Publié le par Dr Floyd

Avant de fonder Apple, Steve Wozniak bosse chez HP et Steve Jobs chez ATARI. Ce sont deux bricoleurs californiens qui adorent l'informatique. Wosniak aidera d'ailleurs Jobs à créer le fameux jeu d'arcade Breakout.

En 1976 ils décident ensemble de créer un ordinateur... dans le garage des parents de Jobs !

L'apple I
sera surtout conçu par Steve Wosniak, le cerveau, tandis que Steve Jobs sera le commercial. En effet Wosniak est un petit génie qui rêve de fabriquer lui même un ordinateur. Avant même la conception il avait déjà écrit un interpréteur basic et un compilateur. L'histoire raconte que pour financer la production, Jobs devra vendre son minibus VolksWagen et Wozniak sa calculatrice programmable.




Avec l'argent ils fabriquent 50 exemplaires et réussissent à convaincre un distributeur local d'acheter le tout 25 000$. La machine sera vendu 666,66$ (quel génie marketing ce Jobs !)
  dans un boîtier en bois fabriqué par l'ébéniste du coin (!!!). 200 exemplaires seront fabriqués au total.
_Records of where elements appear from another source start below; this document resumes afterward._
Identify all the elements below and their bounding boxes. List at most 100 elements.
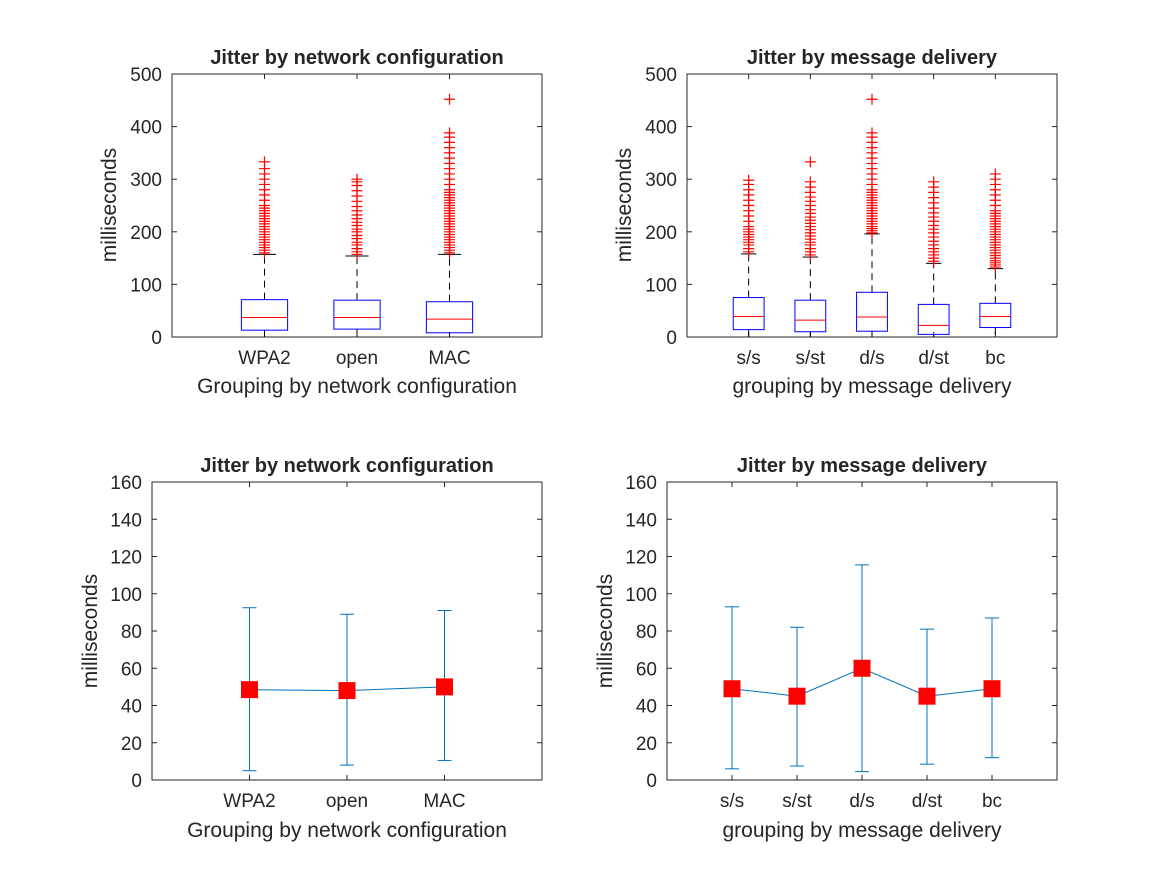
y-tick-label: 60: [121, 659, 142, 680]
y-axis: 0 20 40 60 80 100 120 140 160: [110, 473, 542, 792]
outlier-marker: [259, 156, 270, 168]
chart-title: Jitter by message delivery: [747, 47, 998, 69]
chart-title: Jitter by message delivery: [737, 455, 988, 477]
y-tick-label: 160: [625, 473, 657, 494]
box: [856, 291, 888, 332]
y-tick-label: 300: [130, 170, 162, 191]
x-tick-label: s/st: [796, 348, 826, 369]
y-tick-label: 100: [110, 585, 142, 606]
y-tick-label: 0: [151, 328, 162, 349]
x-tick-label: s/st: [782, 791, 812, 812]
errorbar-message-delivery: Jitter by message delivery grouping by m…: [594, 455, 1058, 842]
y-tick-label: 60: [636, 659, 657, 680]
x-tick-label: MAC: [423, 791, 465, 812]
y-tick-label: 400: [130, 118, 162, 139]
x-tick-label: bc: [982, 791, 1002, 812]
outlier-marker: [989, 168, 1001, 180]
x-axis-label: Grouping by network configuration: [187, 819, 507, 842]
y-tick-label: 20: [636, 734, 657, 755]
y-tick-label: 140: [625, 510, 657, 531]
y-tick-label: 0: [666, 328, 677, 349]
y-axis: 0 100 200 300 400 500: [645, 65, 1057, 349]
plot-marks: [723, 564, 1001, 773]
y-tick-label: 80: [121, 622, 142, 643]
y-tick-label: 300: [645, 170, 677, 191]
mean-marker: [918, 687, 936, 705]
y-tick-label: 100: [625, 585, 657, 606]
boxplot-network-configuration: Jitter by network configuration Grouping…: [98, 47, 543, 398]
box: [732, 297, 765, 331]
y-tick-label: 80: [636, 622, 657, 643]
x-tick-label: d/s: [859, 348, 884, 369]
y-axis-label: milliseconds: [98, 148, 121, 262]
y-axis: 0 100 200 300 400 500: [130, 65, 542, 349]
chart-title: Jitter by network configuration: [210, 47, 503, 69]
mean-marker: [241, 681, 258, 699]
box: [979, 302, 1012, 329]
x-tick-label: s/s: [737, 348, 761, 369]
y-tick-label: 0: [131, 771, 142, 792]
outlier-marker: [804, 156, 816, 168]
x-tick-label: d/s: [849, 791, 874, 812]
y-tick-label: 100: [645, 275, 677, 296]
y-tick-label: 400: [645, 118, 677, 139]
y-tick-label: 120: [625, 548, 657, 569]
x-axis: s/s s/st d/s d/st bc: [720, 482, 1002, 812]
x-tick-label: MAC: [428, 348, 470, 369]
x-tick-label: open: [336, 348, 378, 369]
y-axis-label: milliseconds: [594, 574, 617, 688]
outlier-marker: [804, 176, 816, 188]
y-tick-label: 200: [645, 223, 677, 244]
box: [917, 303, 950, 335]
mean-marker: [853, 659, 871, 677]
errorbar-network-configuration: Jitter by network configuration Grouping…: [79, 455, 543, 842]
y-tick-label: 500: [130, 65, 162, 86]
x-tick-label: bc: [985, 348, 1005, 369]
x-tick-label: WPA2: [223, 791, 275, 812]
outlier-marker: [866, 127, 878, 139]
mean-marker: [983, 680, 1001, 698]
mean-marker: [788, 687, 806, 705]
box: [333, 299, 381, 330]
y-tick-label: 40: [636, 697, 657, 718]
mean-marker: [723, 680, 741, 698]
x-tick-label: d/st: [912, 791, 943, 812]
y-tick-label: 40: [121, 697, 142, 718]
y-tick-label: 20: [121, 734, 142, 755]
x-axis-label: Grouping by network configuration: [197, 375, 517, 398]
mean-marker: [338, 682, 356, 700]
x-axis: s/s s/st d/s d/st bc: [737, 74, 1005, 369]
chart-title: Jitter by network configuration: [200, 455, 493, 477]
y-axis-label: milliseconds: [79, 574, 102, 688]
x-axis: WPA2 open MAC: [238, 74, 471, 369]
box: [425, 301, 474, 334]
outlier-marker: [928, 176, 940, 188]
y-tick-label: 100: [130, 275, 162, 296]
y-tick-label: 500: [645, 65, 677, 86]
x-tick-label: d/st: [918, 348, 949, 369]
y-tick-label: 0: [646, 771, 657, 792]
y-tick-label: 160: [110, 473, 142, 494]
outlier-marker: [743, 174, 755, 186]
outlier-marker: [444, 93, 455, 105]
outlier-marker: [866, 93, 878, 105]
x-tick-label: WPA2: [238, 348, 290, 369]
x-axis-label: grouping by message delivery: [733, 375, 1012, 398]
x-axis: WPA2 open MAC: [223, 482, 466, 812]
y-tick-label: 200: [130, 223, 162, 244]
mean-marker: [436, 678, 453, 696]
boxplot-message-delivery: Jitter by message delivery grouping by m…: [613, 47, 1058, 398]
box: [794, 299, 827, 333]
y-tick-label: 140: [110, 510, 142, 531]
y-axis-label: milliseconds: [613, 148, 636, 262]
outlier-marker: [351, 173, 363, 185]
box: [240, 299, 289, 331]
x-tick-label: s/s: [720, 791, 744, 812]
plot-marks: [732, 93, 1012, 337]
plot-marks: [240, 93, 474, 337]
x-axis-label: grouping by message delivery: [723, 819, 1002, 842]
y-axis: 0 20 40 60 80 100 120 140 160: [625, 473, 1057, 792]
plot-marks: [241, 607, 453, 772]
x-tick-label: open: [326, 791, 368, 812]
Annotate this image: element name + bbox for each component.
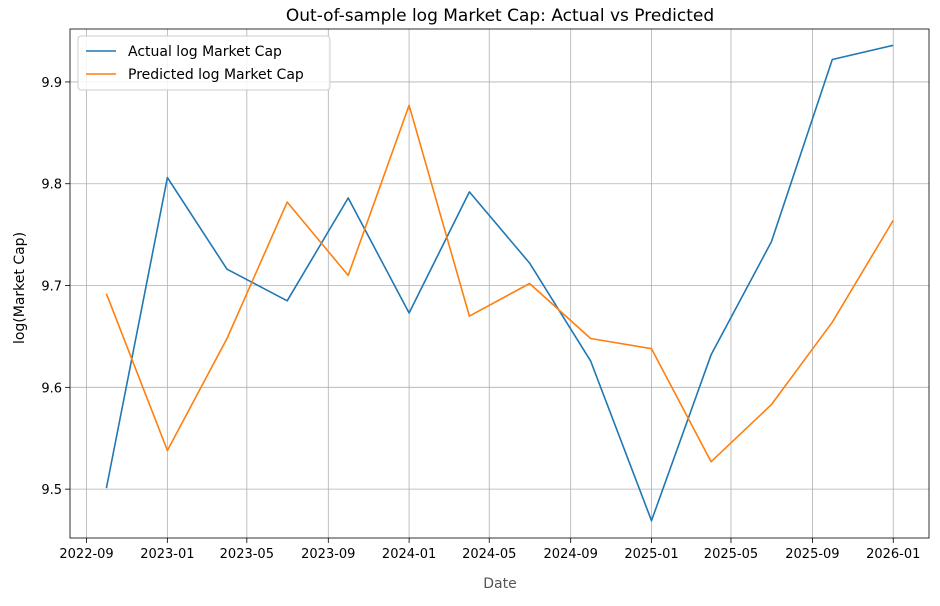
x-tick-label: 2025-05 [704, 547, 758, 562]
y-tick-label: 9.7 [41, 280, 62, 295]
x-tick-label: 2023-09 [301, 547, 355, 562]
x-tick-label: 2024-09 [544, 547, 598, 562]
x-tick-label: 2024-01 [382, 547, 436, 562]
legend-label-predicted: Predicted log Market Cap [128, 67, 304, 83]
series-line-predicted [105, 104, 894, 463]
plot-frame [69, 28, 930, 539]
x-tick-label: 2026-01 [866, 547, 920, 562]
x-tick-label: 2024-05 [462, 547, 516, 562]
x-tick-label: 2023-05 [220, 547, 274, 562]
legend: Actual log Market Cap Predicted log Mark… [77, 35, 331, 91]
series-lines [105, 44, 894, 522]
y-axis-label: log(Market Cap) [12, 232, 28, 344]
chart-title: Out-of-sample log Market Cap: Actual vs … [286, 6, 714, 26]
x-tick-label: 2025-01 [624, 547, 678, 562]
y-tick-label: 9.5 [41, 483, 62, 498]
y-tick-label: 9.9 [41, 76, 62, 91]
series-line-actual [105, 44, 894, 522]
x-axis-label: Date [483, 576, 516, 592]
axis-ticks: 2022-09 2023-01 2023-05 2023-09 2024-01 2024-… [41, 76, 920, 562]
x-tick-label: 2025-09 [785, 547, 839, 562]
x-tick-label: 2023-01 [140, 547, 194, 562]
y-tick-label: 9.6 [41, 381, 62, 396]
y-tick-label: 9.8 [41, 178, 62, 193]
x-tick-label: 2022-09 [59, 547, 113, 562]
legend-box [77, 35, 331, 91]
legend-label-actual: Actual log Market Cap [128, 44, 282, 60]
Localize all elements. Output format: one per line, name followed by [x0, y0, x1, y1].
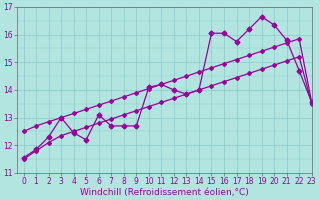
X-axis label: Windchill (Refroidissement éolien,°C): Windchill (Refroidissement éolien,°C) — [80, 188, 249, 197]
La révolution c'est que l'Apple disposait d'un gestionnaire de clavier, d'écran de télévision, et de lecteur de cassette avec un basic en cassette audio vendu 75$. Indispensable car sinon il fallait taper à chaque allumage les 3000 codes pour générer le basic ! Cependant peu de gens sont à l'époque équipés d'un lecteur K7 de très bonne qualité.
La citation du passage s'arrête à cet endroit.